Assim como o filme não termina aqui – ainda haverá mais dois capítulos da cinebiografia, que nesta primeira versão se encerra em 1994 – a história da Universal e o modo como influenciará o Brasil nos próximos anos também não. Para Dutra, o que ficou claro com o passar dos anos é que Macedo é um pragmático quando o assunto é política. Vai de acordo com a correnteza. Se já posou ao lado de Dilma Rousseff, também flerta com a onda conservadora brasileira – “o que não era muito comum, já que ele próprio, por exemplo, chegou a escrever artigos defendendo o aborto” –, personificada por Jair Bolsonaro. “O mito Edir Macedo ainda não foi traduzido politicamente, existe certa margem de distância entre a igreja e o partido, mas eles já constituem uma máquina política fortíssima, com uma militância que, muitas vezes, advém da própria igreja”. As estreias do filme pelo país coalhadas de nomes da política foram uma mostra disso: o governador Geraldo Alckmin(PSDB) em São Paulo, o presidente da Câmara, Rodrigo Maia (DEM), em Brasília.
Por fim, do ponto de vista técnico, o filme é bem executado. As atuações são boas, a direção de arte também e há uma bela reconstituição de época do Rio de Janeiro.
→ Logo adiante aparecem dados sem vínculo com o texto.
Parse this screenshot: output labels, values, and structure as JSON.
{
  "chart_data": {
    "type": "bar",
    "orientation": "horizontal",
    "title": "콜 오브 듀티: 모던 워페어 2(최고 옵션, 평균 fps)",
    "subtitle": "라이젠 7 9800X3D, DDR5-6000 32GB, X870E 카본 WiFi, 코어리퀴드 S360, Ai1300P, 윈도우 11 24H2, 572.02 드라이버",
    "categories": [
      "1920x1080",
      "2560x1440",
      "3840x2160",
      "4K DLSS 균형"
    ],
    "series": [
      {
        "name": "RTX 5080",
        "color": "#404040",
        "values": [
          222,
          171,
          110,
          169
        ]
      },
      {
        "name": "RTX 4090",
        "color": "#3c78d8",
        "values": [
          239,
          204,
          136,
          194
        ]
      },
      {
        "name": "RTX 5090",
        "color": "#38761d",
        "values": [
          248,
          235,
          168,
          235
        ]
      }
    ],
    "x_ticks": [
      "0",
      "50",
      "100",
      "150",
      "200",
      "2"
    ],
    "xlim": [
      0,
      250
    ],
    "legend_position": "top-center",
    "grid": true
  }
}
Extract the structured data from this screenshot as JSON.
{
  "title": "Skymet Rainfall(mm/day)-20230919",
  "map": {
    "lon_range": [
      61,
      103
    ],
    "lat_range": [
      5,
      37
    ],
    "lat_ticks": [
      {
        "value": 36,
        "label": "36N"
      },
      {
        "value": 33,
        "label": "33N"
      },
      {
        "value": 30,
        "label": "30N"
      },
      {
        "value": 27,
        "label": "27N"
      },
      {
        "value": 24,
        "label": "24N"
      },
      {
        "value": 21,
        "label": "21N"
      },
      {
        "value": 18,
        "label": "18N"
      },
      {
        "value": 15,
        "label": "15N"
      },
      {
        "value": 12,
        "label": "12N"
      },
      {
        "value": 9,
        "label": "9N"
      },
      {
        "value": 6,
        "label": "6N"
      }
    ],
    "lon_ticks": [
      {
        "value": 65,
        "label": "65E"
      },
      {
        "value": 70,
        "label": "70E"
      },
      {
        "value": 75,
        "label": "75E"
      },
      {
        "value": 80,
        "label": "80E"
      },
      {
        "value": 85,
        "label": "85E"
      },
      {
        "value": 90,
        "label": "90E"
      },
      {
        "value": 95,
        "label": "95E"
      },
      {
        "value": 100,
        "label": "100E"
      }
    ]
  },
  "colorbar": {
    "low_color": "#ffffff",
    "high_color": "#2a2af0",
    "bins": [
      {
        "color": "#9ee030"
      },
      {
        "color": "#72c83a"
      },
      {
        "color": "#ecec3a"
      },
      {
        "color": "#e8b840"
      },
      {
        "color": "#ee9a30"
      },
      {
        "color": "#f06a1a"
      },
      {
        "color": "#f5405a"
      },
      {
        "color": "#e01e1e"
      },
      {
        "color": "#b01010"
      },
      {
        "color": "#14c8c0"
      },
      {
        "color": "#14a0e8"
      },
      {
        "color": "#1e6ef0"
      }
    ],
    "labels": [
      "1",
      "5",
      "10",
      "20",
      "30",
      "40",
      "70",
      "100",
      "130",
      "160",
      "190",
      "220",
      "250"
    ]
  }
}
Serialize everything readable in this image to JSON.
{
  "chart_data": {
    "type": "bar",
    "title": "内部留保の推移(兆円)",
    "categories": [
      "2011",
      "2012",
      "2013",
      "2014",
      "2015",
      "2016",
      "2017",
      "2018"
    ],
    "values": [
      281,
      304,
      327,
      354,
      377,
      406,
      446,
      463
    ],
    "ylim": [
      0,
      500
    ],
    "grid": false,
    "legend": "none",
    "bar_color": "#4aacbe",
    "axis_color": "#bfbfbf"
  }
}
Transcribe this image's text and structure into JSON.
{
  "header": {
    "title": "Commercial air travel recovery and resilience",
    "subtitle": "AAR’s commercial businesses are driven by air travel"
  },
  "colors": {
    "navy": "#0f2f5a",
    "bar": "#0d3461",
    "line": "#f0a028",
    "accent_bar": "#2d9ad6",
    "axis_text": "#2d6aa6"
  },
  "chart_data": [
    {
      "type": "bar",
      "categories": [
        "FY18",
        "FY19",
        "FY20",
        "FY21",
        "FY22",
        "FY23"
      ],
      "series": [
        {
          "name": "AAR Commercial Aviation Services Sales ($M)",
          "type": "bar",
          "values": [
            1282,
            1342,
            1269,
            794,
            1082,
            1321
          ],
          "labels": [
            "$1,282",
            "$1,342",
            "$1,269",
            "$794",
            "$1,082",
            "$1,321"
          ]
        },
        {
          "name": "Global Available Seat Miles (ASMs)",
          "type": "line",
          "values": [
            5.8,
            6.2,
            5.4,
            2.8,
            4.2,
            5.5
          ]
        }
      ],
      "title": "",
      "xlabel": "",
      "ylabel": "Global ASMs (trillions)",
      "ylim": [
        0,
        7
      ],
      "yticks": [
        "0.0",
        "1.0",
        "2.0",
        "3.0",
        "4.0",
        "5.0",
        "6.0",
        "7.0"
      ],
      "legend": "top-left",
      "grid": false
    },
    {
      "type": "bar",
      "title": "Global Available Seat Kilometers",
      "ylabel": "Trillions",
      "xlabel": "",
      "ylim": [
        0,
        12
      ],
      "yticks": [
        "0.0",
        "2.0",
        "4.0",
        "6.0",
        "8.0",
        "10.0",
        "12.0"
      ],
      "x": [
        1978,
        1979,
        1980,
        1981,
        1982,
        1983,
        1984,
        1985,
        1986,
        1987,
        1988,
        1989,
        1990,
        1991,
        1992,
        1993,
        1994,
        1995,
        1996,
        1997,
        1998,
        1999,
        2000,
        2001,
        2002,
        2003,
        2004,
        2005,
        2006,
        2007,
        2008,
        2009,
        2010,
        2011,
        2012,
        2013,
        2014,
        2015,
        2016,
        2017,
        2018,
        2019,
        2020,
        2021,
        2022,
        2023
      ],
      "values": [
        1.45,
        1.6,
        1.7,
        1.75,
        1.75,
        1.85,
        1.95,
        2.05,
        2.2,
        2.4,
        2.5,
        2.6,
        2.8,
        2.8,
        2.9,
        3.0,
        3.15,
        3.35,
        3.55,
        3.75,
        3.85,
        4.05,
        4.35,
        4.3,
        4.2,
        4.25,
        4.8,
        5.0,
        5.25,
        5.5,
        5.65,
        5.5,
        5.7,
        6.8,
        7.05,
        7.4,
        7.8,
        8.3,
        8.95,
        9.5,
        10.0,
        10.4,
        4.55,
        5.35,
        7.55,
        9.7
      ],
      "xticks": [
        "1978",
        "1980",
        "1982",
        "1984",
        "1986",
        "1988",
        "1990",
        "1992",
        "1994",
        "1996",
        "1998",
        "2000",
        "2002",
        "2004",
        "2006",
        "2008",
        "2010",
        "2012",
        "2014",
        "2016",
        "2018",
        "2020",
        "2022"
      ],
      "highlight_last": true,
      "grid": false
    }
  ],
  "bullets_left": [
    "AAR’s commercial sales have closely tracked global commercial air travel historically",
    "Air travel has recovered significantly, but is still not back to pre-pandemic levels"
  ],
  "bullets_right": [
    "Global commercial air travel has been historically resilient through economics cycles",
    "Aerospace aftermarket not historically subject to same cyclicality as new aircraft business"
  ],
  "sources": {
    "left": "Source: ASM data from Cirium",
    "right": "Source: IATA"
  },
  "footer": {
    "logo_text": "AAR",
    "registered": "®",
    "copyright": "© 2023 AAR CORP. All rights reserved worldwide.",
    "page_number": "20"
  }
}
Mas nada no quesito artístico explica a propalada maior bilheteria da história do Brasil – que, segundo reportagens da Folha de S. Paulo e de O Estado de S. Paulo, é inflada por compra prévia de ingressos e distribuição para os fiéis da Universal que nem sempre comparecem as sessões e, por isso, deixam as salas de cinema esvaziadas. A Igreja rebate a acusação chamando os jornais de reprodutores de notícias falsas e dizendo, bem ao estilo da cinebiografia, que o único objetivo é “denegrir a fé evangélica”. Durante a sessão em que o EL PAÍS assistiu ao filme, numa segunda-feira à tarde, em São Paulo, havia dois outros espectadores e mais duas salas do cinema exibiam o longa-metragem quase simultaneamente.
A INCRÍVEL NOTA NO IMDB. Esqueça Cidadão Kane, considerado um dos melhores filmes, dirigido por um dos melhores diretores, Orson Welles, da história da sétima arte. Esqueça também O Sétimo Selo, principal obra do sueco Ingmar Bergman. Segundo a atual nota do IMDB, site referência que congrega avaliações de usuários e dados sobre filmes, Nada a Perder bate a nota dos outros dois. Enquanto os clássicos têm, respectivamente, 8,4 e 8,2, a cinebiografia de Edir Macedo fica com 8,5. O ranking do site funciona de acordo com a avaliação dos usuários e é conhecido por ser bem criterioso. Nada a Perder já chegou a nota 10 e tem caído nos últimos dias.